While they’re mostly similar, there are key distinctions between C-corporations and S-corporations. For example, C-corps can issue many more types of stock, and they have to file a separate business tax return. Most big businesses are some type of C-corporation. 

While it may be much easier to raise money and protect your assets with a corporation, you give up some measure of profit control and authority over the business’s future when you sell stocks. 

Nonprofit Corporations

Another type of entity is the nonprofit corporation, most commonly formed as a 501(c)(3) corporation. This type of business is exempt from taxes on business profit, but you must still stay current with IRS documentation. 

Tax-exempt nonprofit 501(c)(3) corporations must dedicate themselves to meeting a charitable need or serving the public good in some way that meets IRS requirements. 

Once you’ve settled on your business entity choice and prepared the proper paperwork, all you have to do is pay the fees and file the paperwork with the secretary of state in the states where you’ll be operating. 

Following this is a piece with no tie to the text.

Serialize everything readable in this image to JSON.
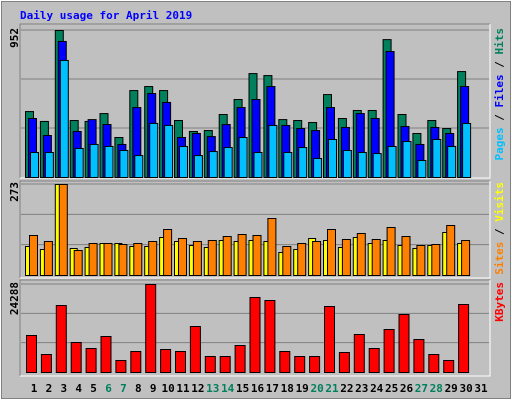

Then you’re established and ready to go. You’ve got a strong foundation for your business, and you’re ready to move forward with product development and production. 

This post is to be used for informational purposes only and does not constitute legal, business, or tax advice. Each person should consult his or her own attorney, business advisor, or tax advisor with respect to matters referenced in this post. 1-800Accountant assumes no liability for actions taken in reliance upon the information contained herein.